You already know that steps 1,2, and 4 all run in a constant number of steps relative to the size of the array. We say that those steps run in O(1) time ("constant time").
So let's consider step 3:
If there are n elements in the array, then step 3 needs to do n comparisons in the worst case. So we say that step 3 takes O(n) time.
Since the algorithm takes O(n) time on step 3, and all other steps are faster, we say that the total time complexity of your algorithm is O(n).
When we write O(f), where f is some function, we mean that the algorithm runs within some constant factor of f for large values.
Take your algorithm for example. For large values of n (say n = 1000), the algorithm doesn't take exactly n steps. Suppose that a comparison takes 5 instructions to complete in your algorithm, on your machine of choice. (It could be any constant number, I'm just choosing 5 for example.) And suppose that steps 1, 2, 4 all take some constant number of steps each, totalling 10 instructions for all three of those steps.
Then for n = 1000 your algorithm would take:
Steps 1 + 2 + 4 = 10 instructions. Step 3 = 5*1000 = 5000 instructions.
This is a total of 5010 instructions.
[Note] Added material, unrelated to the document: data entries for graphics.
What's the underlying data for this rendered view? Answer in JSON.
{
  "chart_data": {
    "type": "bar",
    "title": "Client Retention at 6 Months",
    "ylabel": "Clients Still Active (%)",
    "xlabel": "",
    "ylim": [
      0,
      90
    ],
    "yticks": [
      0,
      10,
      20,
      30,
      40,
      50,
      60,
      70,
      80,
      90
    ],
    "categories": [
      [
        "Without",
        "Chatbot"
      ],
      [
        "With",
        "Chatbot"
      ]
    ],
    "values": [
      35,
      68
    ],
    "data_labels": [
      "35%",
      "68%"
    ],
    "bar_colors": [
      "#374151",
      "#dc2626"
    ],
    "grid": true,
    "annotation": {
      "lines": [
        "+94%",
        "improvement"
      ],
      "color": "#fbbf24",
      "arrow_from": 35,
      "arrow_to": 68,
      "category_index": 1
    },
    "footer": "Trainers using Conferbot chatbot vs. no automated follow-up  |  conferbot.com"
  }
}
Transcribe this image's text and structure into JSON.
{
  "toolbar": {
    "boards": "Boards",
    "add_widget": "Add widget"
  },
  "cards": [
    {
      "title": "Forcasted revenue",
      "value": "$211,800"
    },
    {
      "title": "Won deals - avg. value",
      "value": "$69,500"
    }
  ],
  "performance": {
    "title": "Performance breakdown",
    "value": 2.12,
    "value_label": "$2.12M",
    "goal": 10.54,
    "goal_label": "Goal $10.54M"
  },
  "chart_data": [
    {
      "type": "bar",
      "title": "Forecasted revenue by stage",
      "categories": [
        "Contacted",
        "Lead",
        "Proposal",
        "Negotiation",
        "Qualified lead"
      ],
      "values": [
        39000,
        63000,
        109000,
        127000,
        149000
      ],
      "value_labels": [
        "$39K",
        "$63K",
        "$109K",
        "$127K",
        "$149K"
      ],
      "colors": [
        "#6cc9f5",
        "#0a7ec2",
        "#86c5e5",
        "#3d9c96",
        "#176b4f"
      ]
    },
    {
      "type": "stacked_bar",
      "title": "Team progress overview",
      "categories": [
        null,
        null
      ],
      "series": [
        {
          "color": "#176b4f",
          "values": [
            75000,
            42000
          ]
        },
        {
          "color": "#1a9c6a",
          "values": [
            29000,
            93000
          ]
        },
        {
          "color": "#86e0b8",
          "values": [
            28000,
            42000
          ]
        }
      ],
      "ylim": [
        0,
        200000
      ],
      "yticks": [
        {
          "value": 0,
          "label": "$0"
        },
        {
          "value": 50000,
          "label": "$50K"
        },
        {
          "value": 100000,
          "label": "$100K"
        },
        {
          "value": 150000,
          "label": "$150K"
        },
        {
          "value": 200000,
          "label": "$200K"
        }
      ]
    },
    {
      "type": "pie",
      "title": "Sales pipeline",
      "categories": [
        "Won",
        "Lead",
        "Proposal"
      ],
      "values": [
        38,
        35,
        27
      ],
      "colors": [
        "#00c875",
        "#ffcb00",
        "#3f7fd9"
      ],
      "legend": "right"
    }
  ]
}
This is about 5*n instructions, which is a constant factor of n, which is why we say it is O(n).
For very large n, the 10 in f = 5*n + 10 becomes more and more insignificant, as does the 5. For this reason, we simply reduce the function to f is within a constant factor of n for large n by saying f is in O(n).
In this way it's easy to describe the idea that a quadratic function like f1 = n^2 + 2 is always larger than any linear function like f2 = 10000*n + 50000 when n is large enough, by simply writing f1 as O(n) and f2 as O(n^2).
You are correct. The running time is O(n) where n is the number of elements in the arrays. Each time you add 1 element to the arrays, you would have to execute the loop 1 more time in the worst case.